As Brian C. Wilson describes them in this highly readable and entertaining book, Yankees—defined by their shared culture and sense of identity—had a number of distinctive traits and sought to impose their ideas across the state of Michigan. After the ethnic label of "Yankee" fell out of use, the offspring of Yankees appropriated the term "Midwesterner." So fused did the identities of Yankee and Midwesterner become that understanding the larger story of America's Midwestern regional identity begins with the Yankees in Michigan.

Old Slow Town

 Old Slow Town
Author: Paul Taylor
Publsiher: Wayne State University Press
Total Pages: 260
Release: 2013-10-15
Genre: History
ISBN: 9780814339305

Download Old Slow Town Book in PDF, Epub and Kindle

Details Detroit's tumultuous social, political, and military history during the Civil War.

The Yankee West

The Yankee West
Author: Susan E. Gray
Publsiher: Univ of North Carolina Press
Total Pages: 242
Release: 2000-11-09
Genre: History
ISBN: 9780807861745

Download The Yankee West Book in PDF, Epub and Kindle

Susan Gray explores community formation among New England migrants to the Upper Midwest in the generation before the Civil War. Focusing on Kalamazoo County in southwestern Michigan, she examines how 'Yankees' moving west reconstructed familiar communal institutions on the frontier while confronting forces of profound socioeconomic change, particularly the rise of the market economy and the commercialization of agriculture. Gray argues that Yankee culture was a type of ethnic identity that was transplanted to the Midwest and reshaped there into a new regional identity. In chapters on settlement patterns, economic exchange, the family, religion, and politics, Gray traces the culture that the migrants established through their institutions as a defense against the uncertainty of the frontier. She demonstrates that although settlers sought rapid economic development, they remained wary of the threat that the resulting spirit of competition posed to their communal ideals. As isolated settlements developed into flourishing communities linked to eastern markets, however, Yankee culture was transformed. What was once a communal culture became a class culture, appropriated by a newly formed rural bourgeoisie to explain their success as the triumphant emergence of the Midwest and to identify their region as true America.

The American Midwest

The American Midwest
Author: Andrew R. L. Cayton,Richard Sisson,Chris Zacher
Publsiher: Indiana University Press
Total Pages: 1918
Release: 2006-11-08
Genre: Social Science
ISBN: 9780253003492

Download The American Midwest Book in PDF, Epub and Kindle

This first-ever encyclopedia of the Midwest seeks to embrace this large and diverse area, to give it voice, and help define its distinctive character. Organized by topic, it encourages readers to reflect upon the region as a whole. Each section moves from the general to the specific, covering broad themes in longer introductory essays, filling in the details in the shorter entries that follow. There are portraits of each of the region's twelve states, followed by entries on society and culture, community and social life, economy and technology, and public life. The book offers a wealth of information about the region's surprising ethnic diversity -- a vast array of foods, languages, styles, religions, and customs -- plus well-informed essays on the region's history, culture and values, and conflicts. A site of ideas and innovations, reforms and revivals, and social and physical extremes, the Midwest emerges as a place of great complexity, signal importance, and continual fascination.

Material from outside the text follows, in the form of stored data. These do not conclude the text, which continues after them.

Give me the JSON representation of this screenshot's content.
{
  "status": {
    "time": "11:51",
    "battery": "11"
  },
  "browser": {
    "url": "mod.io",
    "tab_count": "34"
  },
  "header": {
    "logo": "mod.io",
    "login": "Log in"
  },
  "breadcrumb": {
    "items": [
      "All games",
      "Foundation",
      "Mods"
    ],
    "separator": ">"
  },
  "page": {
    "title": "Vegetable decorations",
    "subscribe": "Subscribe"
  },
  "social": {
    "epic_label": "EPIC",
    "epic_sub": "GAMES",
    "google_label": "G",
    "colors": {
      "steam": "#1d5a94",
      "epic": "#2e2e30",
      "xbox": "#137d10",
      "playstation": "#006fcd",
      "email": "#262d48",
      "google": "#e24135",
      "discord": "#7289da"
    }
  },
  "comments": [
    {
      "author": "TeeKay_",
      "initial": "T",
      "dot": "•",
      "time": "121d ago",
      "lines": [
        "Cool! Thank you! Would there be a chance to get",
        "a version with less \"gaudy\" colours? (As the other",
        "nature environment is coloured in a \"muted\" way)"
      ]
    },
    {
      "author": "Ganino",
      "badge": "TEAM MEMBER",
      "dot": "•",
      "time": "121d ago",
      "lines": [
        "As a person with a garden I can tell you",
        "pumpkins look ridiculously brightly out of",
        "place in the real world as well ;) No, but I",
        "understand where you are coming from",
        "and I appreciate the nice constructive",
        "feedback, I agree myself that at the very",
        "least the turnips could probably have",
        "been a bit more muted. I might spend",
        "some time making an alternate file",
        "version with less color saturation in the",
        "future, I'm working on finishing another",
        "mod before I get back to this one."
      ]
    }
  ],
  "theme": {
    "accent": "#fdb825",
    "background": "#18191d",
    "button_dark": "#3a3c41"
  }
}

Derek Jeter and the New York Yankees

Derek Jeter and the New York Yankees
Author: Michael Sandler
Publsiher: Bearport Publishing
Total Pages: 28
Release: 2008-01-01
Genre: Juvenile Nonfiction
ISBN: 9781597166416

Download Derek Jeter and the New York Yankees Book in PDF, Epub and Kindle

Discusses the contribution of the Yankees' shortstop to the New York Yankees' 2000 American League championship and their winning of the World Series against the New York Mets.

Motor City Legends Michigan s Sports Legacy

Motor City Legends  Michigan s Sports Legacy
Author: Robert Reynolds
Publsiher: Lulu.com
Total Pages: 194
Release: 2017-03-21
Genre: Sports & Recreation
ISBN: 9781365658303

Download Motor City Legends Michigan s Sports Legacy Book in PDF, Epub and Kindle

Motor City Legends explores the rich history of Detroit area and Michigan related competitive sports and individual athletes through the careers of old-time greats as Al Kaline, Doak Walker/Bobby Layne, Gordie Howe, Joe Louis and George Yardley. Also recent legends Barry Sanders, Isiah Thomas, Steve Yzerman, Chauncey Billups, Miquel Cabrera, the Fab Five, defunct teams Michigan Panthers and Detroit Shock, goalie fights, odd Tigers' trades in the 1959/60 seasons, Benton Harbor's House of David baseball teams, and Lions Alex Karras squaring off against pro wrestling bad man Dick the Bruiser. The messy results of Gates Browns' unusual slide into second base. There's the time a rival ball player stole home against the Tigers twice in a single game. Countless items of trivia are presented in this stroll down Michigan Sports Memory Lane. Much of the book centers on a large Who's Who section of many athletic personalities who were raised in Michigan, attended a local school, or played on an athletic team.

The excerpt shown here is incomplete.